養成講座をすべて受講し、その後の修了認定試験に合格した者には、「社会基盤メンテナンスエキスパート山口(ME山口)」という資格が授与される。ME山口は「公共工事に関する調査及び設計等の品質確保に資する技術者資格登録規定(2014年国交省告示1107号)」に基づく技術者資格登録簿(参考文献①)に登録されている。また、2023年4月より試行的導入として、山口県が発注する業務の総合評価競争入札においてME山口が加点評価の対象となっている(参考文献②)。
ME山口養成講座の修了後、希望者は「ME山口の会」へ入会できる。ME山口の会ではインフラメンテナンスに関する活動や自己研鑽(けんさん)のための講習会を行っている。
また、愛媛、岐阜、新潟のMEや長﨑の道守、舞鶴の社会基盤メンテナンス教育センター(iMec)の関係者との定期的な意見交換やシンポジウム(五大学+一高専人材育成連携コンソーシアム主催)を通じて、県外の同様の組織との人的ネットワークも構築されている。

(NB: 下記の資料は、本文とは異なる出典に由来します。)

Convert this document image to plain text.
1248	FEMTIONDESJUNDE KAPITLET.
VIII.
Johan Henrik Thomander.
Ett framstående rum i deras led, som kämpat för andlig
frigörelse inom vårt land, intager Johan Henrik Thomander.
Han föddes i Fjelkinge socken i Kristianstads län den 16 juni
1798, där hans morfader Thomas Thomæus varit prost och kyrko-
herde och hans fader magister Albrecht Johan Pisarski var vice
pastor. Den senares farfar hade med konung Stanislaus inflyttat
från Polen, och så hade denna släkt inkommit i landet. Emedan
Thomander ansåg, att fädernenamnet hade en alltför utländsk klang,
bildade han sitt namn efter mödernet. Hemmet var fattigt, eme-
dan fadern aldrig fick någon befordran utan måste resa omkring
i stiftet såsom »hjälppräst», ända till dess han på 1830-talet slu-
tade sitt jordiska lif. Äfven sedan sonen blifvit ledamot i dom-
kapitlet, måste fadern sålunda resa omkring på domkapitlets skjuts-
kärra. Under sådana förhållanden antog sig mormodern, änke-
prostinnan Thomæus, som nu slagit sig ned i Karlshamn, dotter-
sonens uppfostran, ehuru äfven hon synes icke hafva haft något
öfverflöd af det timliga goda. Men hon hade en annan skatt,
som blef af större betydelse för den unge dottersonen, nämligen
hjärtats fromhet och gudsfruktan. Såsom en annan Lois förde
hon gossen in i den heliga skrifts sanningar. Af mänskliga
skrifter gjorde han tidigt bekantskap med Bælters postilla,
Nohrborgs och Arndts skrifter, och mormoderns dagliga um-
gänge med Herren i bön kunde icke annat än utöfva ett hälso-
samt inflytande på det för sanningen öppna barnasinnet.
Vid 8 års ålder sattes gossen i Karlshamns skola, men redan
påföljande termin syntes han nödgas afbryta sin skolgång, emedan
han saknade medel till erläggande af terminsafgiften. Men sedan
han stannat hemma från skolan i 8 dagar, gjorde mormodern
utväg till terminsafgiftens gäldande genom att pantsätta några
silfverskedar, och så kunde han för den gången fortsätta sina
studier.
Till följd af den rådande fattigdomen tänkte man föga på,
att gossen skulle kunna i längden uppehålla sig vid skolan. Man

ヒューマンリソースの戦略的活用に向けた点検データ循環モデルの構築
SIPにおける取り組みの一環として、地方自治体での維持管理の効率化・高度化を目的とした点検データ循環モデルの構築と住民通報システムへの展開を実施している。本テーマは「社会基盤マネジメントプラットフォーム(インフラデータ管理・流通システム)」と「住民通報システム」の開発を行うことにより、点検データの有機的な活用を実現し、質の高いデータ蓄積を可能とする。これとともに、インフラマネジメントのスパイラル的な高度化を目指す(図1)。
社会基盤マネジメントプラットフォームは、自治体の定期点検結果である調書などの維持管理に活用できる詳細なデータをオープンデータ化し、流通させるもの(維持管理に関わるデータ・情報発信の場)だ。
住民通報システムは地域住民が対象施設の損傷を施設管理者へ通報する、もしくは損傷の確認を可能とすることを主とする(図2)。同システムのユーザーは一般住民、メンテナンスエキスパート(ME)などの施設に関する知識を持つ者、施設管理者を想定している。特にMEの活動をさらに活性化させることを開発の目的としており、MEを起点とするヒューマンリソースの戦略的な活用を指向している。
地方のインフラマネジメントに向けて
地域生活に密着した社会インフラを今後も維持していくためには、地域に根ざしたMEを守っていく必要がある。そのためには、構造物の劣化進行を見逃さない「プロの目」を養成することが重要であるとともに、地域のヒューマンリソースを戦略的に活用するためのシステムの運用がカギを握る。今後もインフラメンテナンスに関わる人材育成や支援システムの開発を継続することで、山口県のインフラマネジメントに貢献することを目指し、同様の問題を抱える地方のモデルとなるよう努めていく。